There’s a new federal proposal on the table to give makers of pure electric cars bonus points to help them meet new tougher fuel economy standards. Joseph White of the Wall Street Journal calls it the auto industry version of a “buy one, get one free” deal.
The debate over CAFE and electric cars is already underway—more than a year from the introduction of the first mainstream electric cars.
The immediate reaction from environmentalists, and fans of hybrid and electric cars, might be to shout “Yes” and throw a fist in the sky. That is, until you hear that the Alliance of Automobile Manufacturers, the lobbying organization representing 11 of the biggest automakers in the US market, is championing the idea. “The ability to earn, trade and bank credits” by producing electric and hybrid vehicles “is essential to meeting the goals of the national program,” which calls for automakers to boost the average fuel efficiency of their fleets to 35.5 miles per gallon by 2016, said Charles Territo, an Alliance spokesman.
A Failed Precedent
How would the system work? Makers of electric cars would not only get a stellar rating for producing zero tailpipe emissions and using a super-efficient electric drivetrain, the carmaker would use a multiplier of 1.2 or 2.0 when counting toward its fleet-wide average. A similar strategy is already in place for cars that can—but seldom do—use an 85 percent of ethanol.
Since 1988, automakers have been allowed to assign flexible-fuel vehicles higher fuel economy ratings under the government’s CAFE fuel economy regulations. This means that a full-size SUV that averages 13 mpg is rated at roughly 23 mpg for CAFE purposes, even if its owner never fueled it with E85. EVs will only use electricity as fuel, but the same game of banking, shifting, and selling credits would apply. Proponents say this would help automakers keep costs down, and sell electric and hybrid cars for cheaper—although there’s no guarantee that the savings wouldn’t be applied to producing more SUVs or giving bonuses to executives.
We wholeheartedly support consumer adoption of advanced fuel-efficient vehicles such as electric cars. But at face value, EV extra credits—rather than 1:1 numbers—would lower the bar on overall fleet averages.
Some analysts believe using electric cars—which don’t use petroleum-based fuel—as a tool to meet or shift fuel efficiency standards is inherently misleading. “There’s a lot of confusion out there on the issue because CAFE is defined based on petroleum use, so non-petroleum fuel options like EVs get credit disproportionate to their actual emissions reduction impact,” John DeCicco, senior lecturer at the University of Michigan’s School of Natural Resources and Environment, told HybridCars.com. “This is similar to the issue leading to the eye-popping MPG numbers for the Chevy Volt.”
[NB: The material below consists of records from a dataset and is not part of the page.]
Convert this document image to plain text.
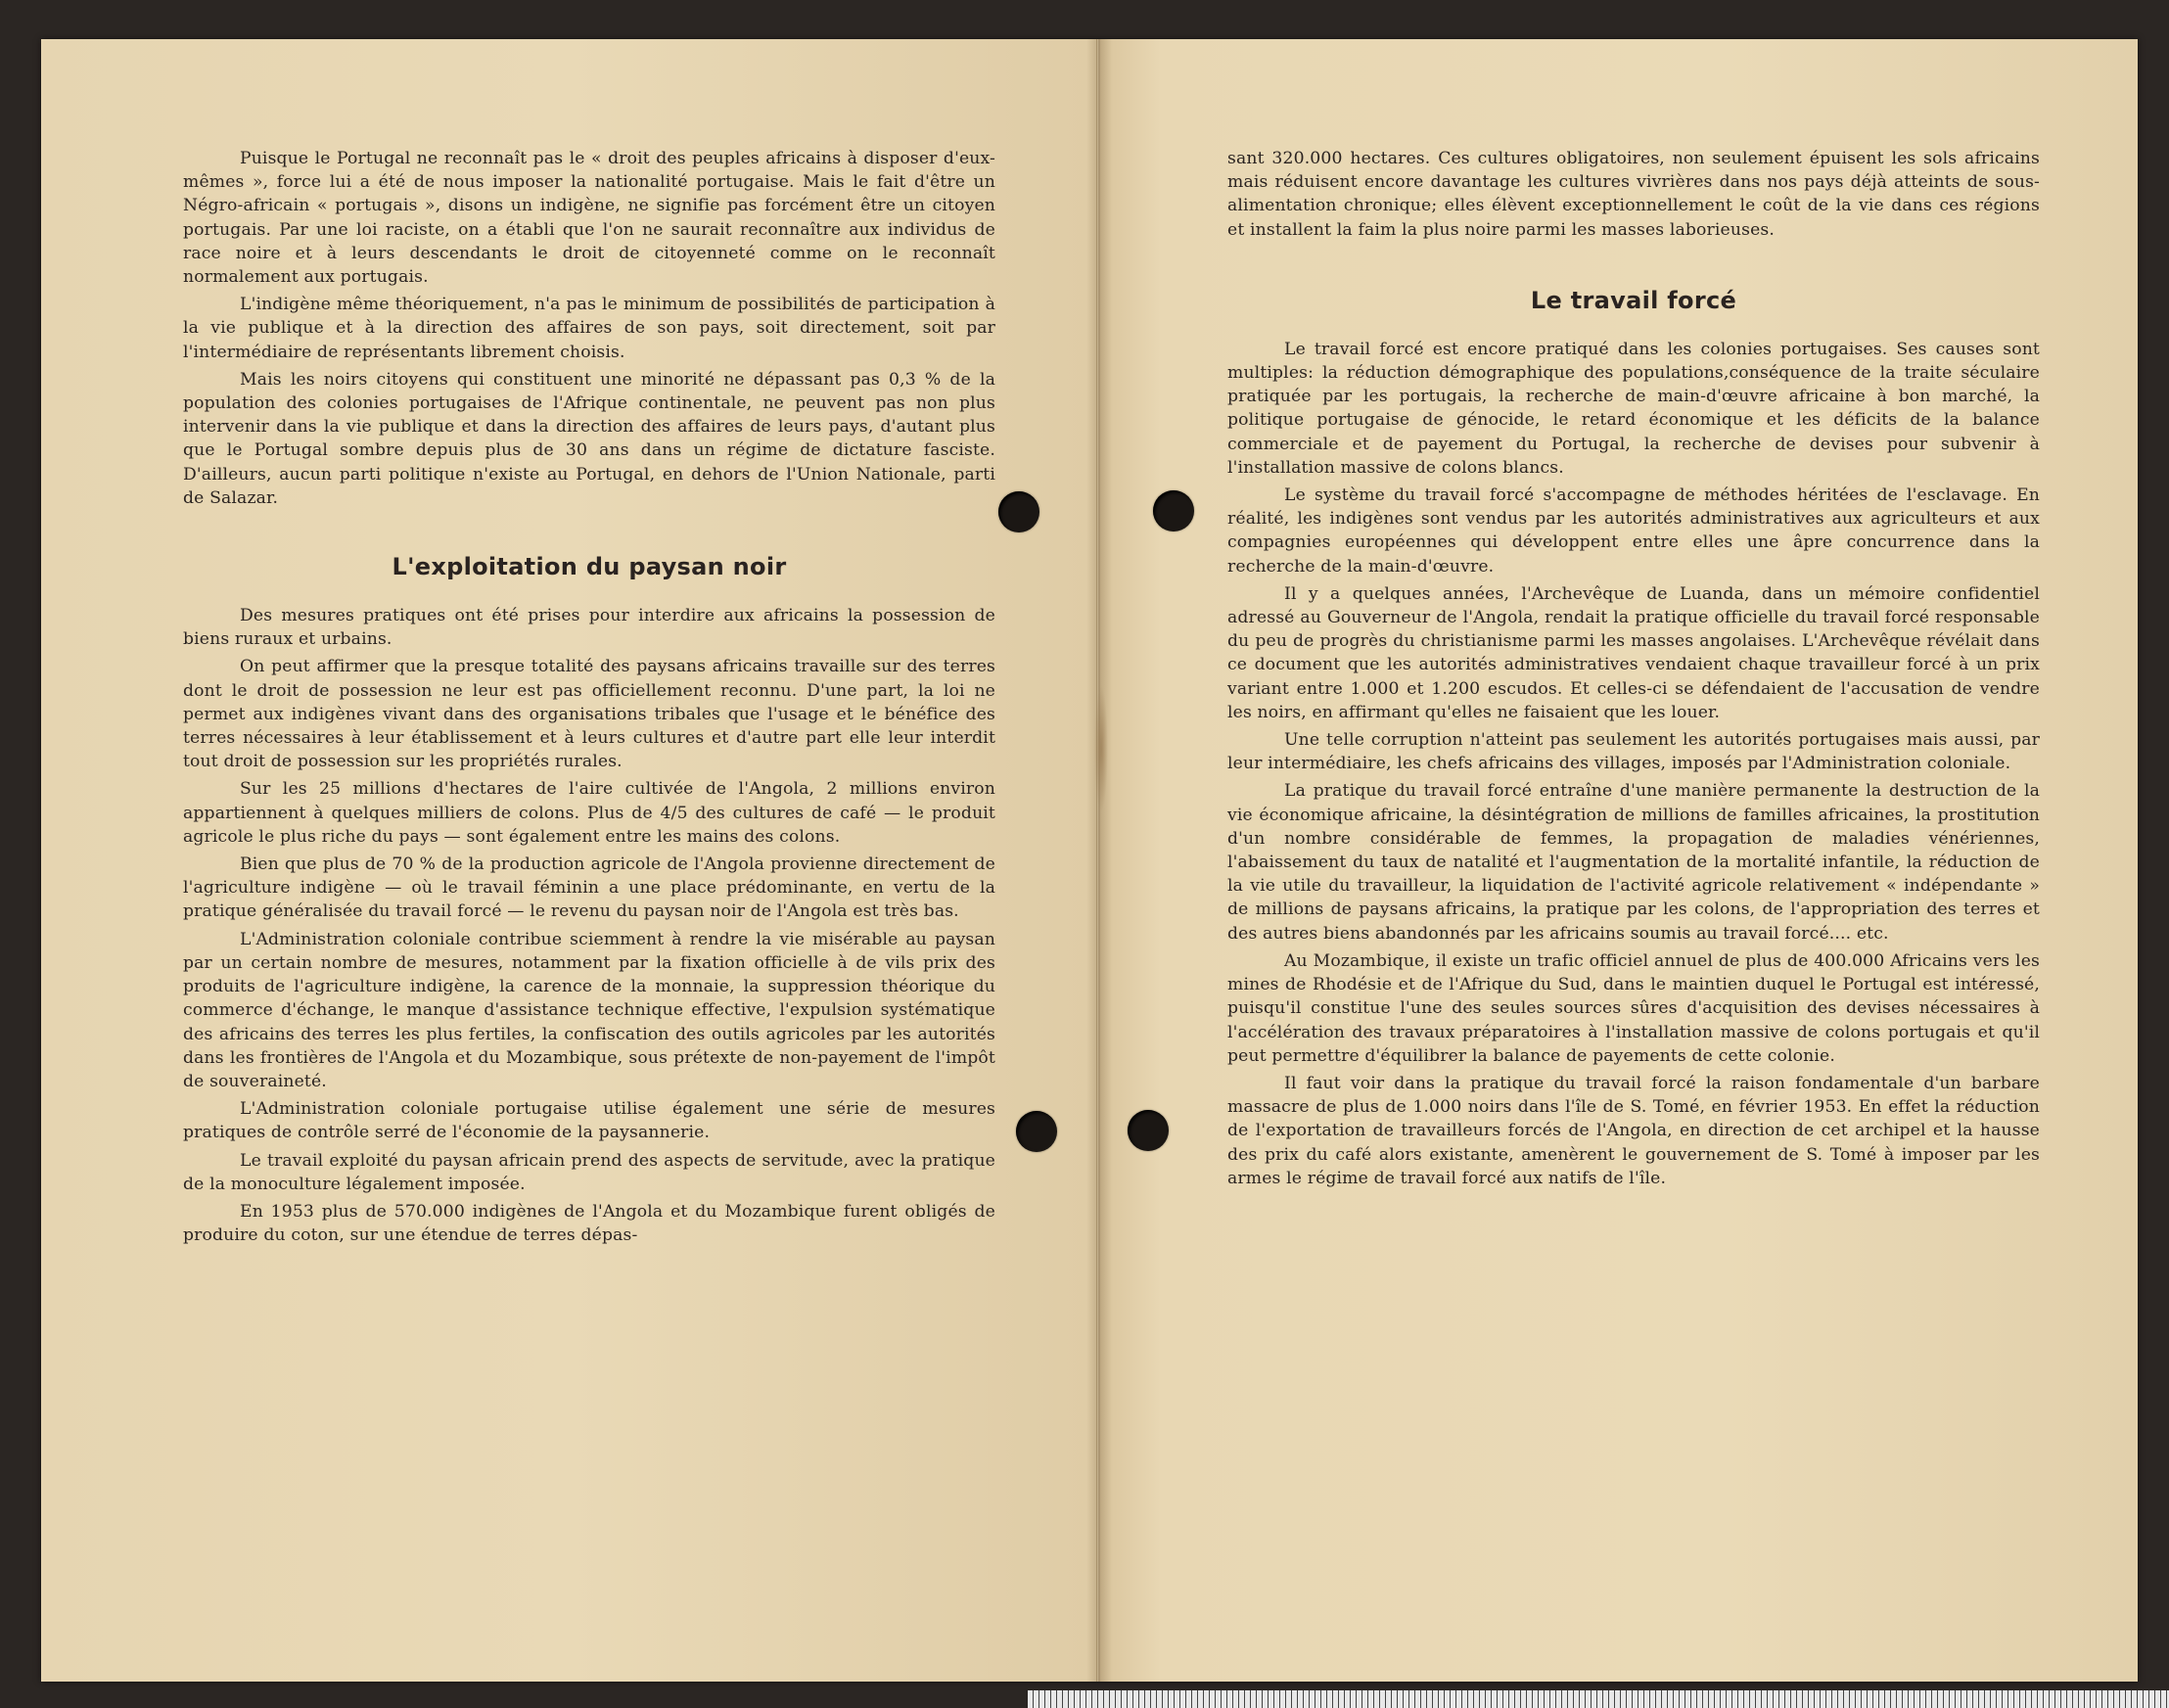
Puisque le Portugal ne reconnaît pas le « droit des peuples africains à disposer d'eux-mêmes », force lui a été de nous imposer la nationalité portugaise. Mais le fait d'être un Négro-africain « portugais », disons un indigène, ne signifie pas forcément être un citoyen portugais. Par une loi raciste, on a établi que l'on ne saurait reconnaître aux individus de race noire et à leurs descendants le droit de citoyenneté comme on le reconnaît normalement aux portugais.

L'indigène même théoriquement, n'a pas le minimum de possibilités de participation à la vie publique et à la direction des affaires de son pays, soit directement, soit par l'intermédiaire de représentants librement choisis.

Mais les noirs citoyens qui constituent une minorité ne dépassant pas 0,3 % de la population des colonies portugaises de l'Afrique continentale, ne peuvent pas non plus intervenir dans la vie publique et dans la direction des affaires de leurs pays, d'autant plus que le Portugal sombre depuis plus de 30 ans dans un régime de dictature fasciste. D'ailleurs, aucun parti politique n'existe au Portugal, en dehors de l'Union Nationale, parti de Salazar.

L'exploitation du paysan noir

Des mesures pratiques ont été prises pour interdire aux africains la possession de biens ruraux et urbains.

On peut affirmer que la presque totalité des paysans africains travaille sur des terres dont le droit de possession ne leur est pas officiellement reconnu. D'une part, la loi ne permet aux indigènes vivant dans des organisations tribales que l'usage et le bénéfice des terres nécessaires à leur établissement et à leurs cultures et d'autre part elle leur interdit tout droit de possession sur les propriétés rurales.

Sur les 25 millions d'hectares de l'aire cultivée de l'Angola, 2 millions environ appartiennent à quelques milliers de colons. Plus de 4/5 des cultures de café — le produit agricole le plus riche du pays — sont également entre les mains des colons.

Bien que plus de 70 % de la production agricole de l'Angola provienne directement de l'agriculture indigène — où le travail féminin a une place prédominante, en vertu de la pratique généralisée du travail forcé — le revenu du paysan noir de l'Angola est très bas.

L'Administration coloniale contribue sciemment à rendre la vie misérable au paysan par un certain nombre de mesures, notamment par la fixation officielle à de vils prix des produits de l'agriculture indigène, la carence de la monnaie, la suppression théorique du commerce d'échange, le manque d'assistance technique effective, l'expulsion systématique des africains des terres les plus fertiles, la confiscation des outils agricoles par les autorités dans les frontières de l'Angola et du Mozambique, sous prétexte de non-payement de l'impôt de souveraineté.

L'Administration coloniale portugaise utilise également une série de mesures pratiques de contrôle serré de l'économie de la paysannerie.

Le travail exploité du paysan africain prend des aspects de servitude, avec la pratique de la monoculture légalement imposée.

En 1953 plus de 570.000 indigènes de l'Angola et du Mozambique furent obligés de produire du coton, sur une étendue de terres dépas-

sant 320.000 hectares. Ces cultures obligatoires, non seulement épuisent les sols africains mais réduisent encore davantage les cultures vivrières dans nos pays déjà atteints de sous-alimentation chronique; elles élèvent exceptionnellement le coût de la vie dans ces régions et installent la faim la plus noire parmi les masses laborieuses.

Le travail forcé

Le travail forcé est encore pratiqué dans les colonies portugaises. Ses causes sont multiples: la réduction démographique des populations,conséquence de la traite séculaire pratiquée par les portugais, la recherche de main-d'œuvre africaine à bon marché, la politique portugaise de génocide, le retard économique et les déficits de la balance commerciale et de payement du Portugal, la recherche de devises pour subvenir à l'installation massive de colons blancs.

Le système du travail forcé s'accompagne de méthodes héritées de l'esclavage. En réalité, les indigènes sont vendus par les autorités administratives aux agriculteurs et aux compagnies européennes qui développent entre elles une âpre concurrence dans la recherche de la main-d'œuvre.

Il y a quelques années, l'Archevêque de Luanda, dans un mémoire confidentiel adressé au Gouverneur de l'Angola, rendait la pratique officielle du travail forcé responsable du peu de progrès du christianisme parmi les masses angolaises. L'Archevêque révélait dans ce document que les autorités administratives vendaient chaque travailleur forcé à un prix variant entre 1.000 et 1.200 escudos. Et celles-ci se défendaient de l'accusation de vendre les noirs, en affirmant qu'elles ne faisaient que les louer.

Une telle corruption n'atteint pas seulement les autorités portugaises mais aussi, par leur intermédiaire, les chefs africains des villages, imposés par l'Administration coloniale.

La pratique du travail forcé entraîne d'une manière permanente la destruction de la vie économique africaine, la désintégration de millions de familles africaines, la prostitution d'un nombre considérable de femmes, la propagation de maladies vénériennes, l'abaissement du taux de natalité et l'augmentation de la mortalité infantile, la réduction de la vie utile du travailleur, la liquidation de l'activité agricole relativement « indépendante » de millions de paysans africains, la pratique par les colons, de l'appropriation des terres et des autres biens abandonnés par les africains soumis au travail forcé.... etc.

Au Mozambique, il existe un trafic officiel annuel de plus de 400.000 Africains vers les mines de Rhodésie et de l'Afrique du Sud, dans le maintien duquel le Portugal est intéressé, puisqu'il constitue l'une des seules sources sûres d'acquisition des devises nécessaires à l'accélération des travaux préparatoires à l'installation massive de colons portugais et qu'il peut permettre d'équilibrer la balance de payements de cette colonie.

Il faut voir dans la pratique du travail forcé la raison fondamentale d'un barbare massacre de plus de 1.000 noirs dans l'île de S. Tomé, en février 1953. En effet la réduction de l'exportation de travailleurs forcés de l'Angola, en direction de cet archipel et la hausse des prix du café alors existante, amenèrent le gouvernement de S. Tomé à imposer par les armes le régime de travail forcé aux natifs de l'île.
DeCicco believes that this scheme is not only confusing, but counter-productive. “Funny math can’t substitute for engineering breakthroughs. EVs of any sort can only make a real difference if they succeed on their merits for both customer value and emissions reduction. Bonus credits may fool a few starry-eyed policymakers, they won’t fool either the marketplace or the Earth’s atmosphere.”
He would like to see a level playing field, in which all extra credits are dropped, and compliance is measured “strictly on the basis of actual measured energy use per mile, regardless of the fuel or energy source.”